Understanding health statistics in graphical or numerical format is essential for evidence-based medical decision making. It has been reported repeatedly that physicians, medical students, and patients perform poorly when interpreting those kinds of information. With the current research we started to decompose skills and competencies needed for interpreting complex medical graphs. We invited students at Weill Cornell Medical College in Qatar to fill in a questionnaire on www.SurveyMonkey.com that contained three visual medical tasks and one well-investigated complex diagrammatic reasoning task from economics.

We expected that students’ performance would improve with years at the medical college for medical tasks, but not necessarily for an unrelated diagrammatic reasoning task. 85 students (between 8 and 19 students per class) participated in this research.

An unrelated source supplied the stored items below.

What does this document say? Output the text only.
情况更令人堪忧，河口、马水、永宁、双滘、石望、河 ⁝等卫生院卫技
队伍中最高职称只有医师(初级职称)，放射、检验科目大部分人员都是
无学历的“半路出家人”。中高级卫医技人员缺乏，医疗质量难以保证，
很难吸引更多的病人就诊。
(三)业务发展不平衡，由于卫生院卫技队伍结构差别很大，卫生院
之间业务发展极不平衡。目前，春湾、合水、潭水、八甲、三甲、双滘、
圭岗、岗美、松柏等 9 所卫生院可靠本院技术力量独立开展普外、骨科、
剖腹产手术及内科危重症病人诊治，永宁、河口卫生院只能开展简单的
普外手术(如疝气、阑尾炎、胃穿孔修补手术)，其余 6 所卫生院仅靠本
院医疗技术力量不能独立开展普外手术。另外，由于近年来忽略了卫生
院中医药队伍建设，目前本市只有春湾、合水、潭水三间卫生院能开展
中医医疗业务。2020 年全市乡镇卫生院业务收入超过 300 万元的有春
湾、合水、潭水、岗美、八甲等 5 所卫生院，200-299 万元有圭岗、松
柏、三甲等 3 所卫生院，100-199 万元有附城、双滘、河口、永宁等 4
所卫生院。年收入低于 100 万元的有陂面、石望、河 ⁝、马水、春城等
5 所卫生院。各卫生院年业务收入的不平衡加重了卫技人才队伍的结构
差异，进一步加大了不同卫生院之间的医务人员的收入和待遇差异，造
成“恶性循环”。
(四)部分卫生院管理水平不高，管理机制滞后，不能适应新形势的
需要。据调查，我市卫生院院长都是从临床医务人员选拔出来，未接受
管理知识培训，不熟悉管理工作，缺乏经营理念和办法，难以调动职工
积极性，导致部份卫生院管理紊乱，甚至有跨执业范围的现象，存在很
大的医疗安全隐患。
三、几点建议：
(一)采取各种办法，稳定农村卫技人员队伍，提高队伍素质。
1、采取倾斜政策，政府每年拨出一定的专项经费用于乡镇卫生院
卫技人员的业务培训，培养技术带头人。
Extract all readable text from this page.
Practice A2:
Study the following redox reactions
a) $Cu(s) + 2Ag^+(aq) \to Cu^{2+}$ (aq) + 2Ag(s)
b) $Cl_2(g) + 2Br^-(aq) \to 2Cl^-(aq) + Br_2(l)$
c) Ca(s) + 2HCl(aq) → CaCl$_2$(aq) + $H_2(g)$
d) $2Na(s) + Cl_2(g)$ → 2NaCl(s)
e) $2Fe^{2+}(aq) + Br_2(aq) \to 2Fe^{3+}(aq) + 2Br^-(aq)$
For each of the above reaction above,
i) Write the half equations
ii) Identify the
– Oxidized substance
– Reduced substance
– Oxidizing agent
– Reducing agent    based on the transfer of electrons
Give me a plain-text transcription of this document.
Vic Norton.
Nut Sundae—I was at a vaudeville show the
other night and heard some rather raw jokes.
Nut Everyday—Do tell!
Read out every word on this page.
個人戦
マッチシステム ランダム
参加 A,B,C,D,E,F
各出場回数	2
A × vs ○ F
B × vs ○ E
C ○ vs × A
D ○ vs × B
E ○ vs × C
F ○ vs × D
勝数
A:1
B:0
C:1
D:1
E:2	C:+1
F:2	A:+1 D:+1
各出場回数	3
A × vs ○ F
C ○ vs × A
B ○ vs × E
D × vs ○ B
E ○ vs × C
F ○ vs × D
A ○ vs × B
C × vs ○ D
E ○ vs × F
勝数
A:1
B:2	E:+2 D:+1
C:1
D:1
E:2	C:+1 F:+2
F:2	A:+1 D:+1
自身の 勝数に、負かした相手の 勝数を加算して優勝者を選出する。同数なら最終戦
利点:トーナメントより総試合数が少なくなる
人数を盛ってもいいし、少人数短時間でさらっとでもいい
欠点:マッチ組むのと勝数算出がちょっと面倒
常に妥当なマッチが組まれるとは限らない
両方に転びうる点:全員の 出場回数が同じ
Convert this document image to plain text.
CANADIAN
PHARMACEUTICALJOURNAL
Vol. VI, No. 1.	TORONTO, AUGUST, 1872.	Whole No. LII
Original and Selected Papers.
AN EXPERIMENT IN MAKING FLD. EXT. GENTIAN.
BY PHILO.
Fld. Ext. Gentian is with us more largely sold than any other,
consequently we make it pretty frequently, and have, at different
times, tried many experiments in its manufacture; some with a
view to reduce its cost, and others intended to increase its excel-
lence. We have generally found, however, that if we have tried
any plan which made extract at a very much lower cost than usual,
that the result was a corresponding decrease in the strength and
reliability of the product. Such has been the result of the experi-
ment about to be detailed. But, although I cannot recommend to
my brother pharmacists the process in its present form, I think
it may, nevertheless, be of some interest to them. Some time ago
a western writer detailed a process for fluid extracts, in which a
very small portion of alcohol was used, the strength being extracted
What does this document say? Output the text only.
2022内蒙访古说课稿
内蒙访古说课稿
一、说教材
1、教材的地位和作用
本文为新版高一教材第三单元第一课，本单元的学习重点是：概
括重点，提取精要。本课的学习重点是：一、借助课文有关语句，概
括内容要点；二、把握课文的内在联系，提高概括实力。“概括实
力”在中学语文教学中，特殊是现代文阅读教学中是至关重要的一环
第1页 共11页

For the diagrammatic reasoning task, students performed as poorly as reported in the literature and there was no statistically significant difference between pre-medical and medical students. In contrast, medical students outperformed pre-medical students for a gastrointestinal anatomy test and for two general surgery tasks on steps and structures associated with cholecystectomy.

These results replicate findings of low performance for interpreting complex graphs. At the same time, medical education seems to foster students’ understanding of simple graphs in their domain and might prepare them for understanding more complex graphs in that domain. Currently, we are working on extending our research to decompose students’, physicians’, and patients’ understanding of survival curves as complex graphs in the medical domain needed for evidence-based medical decision making.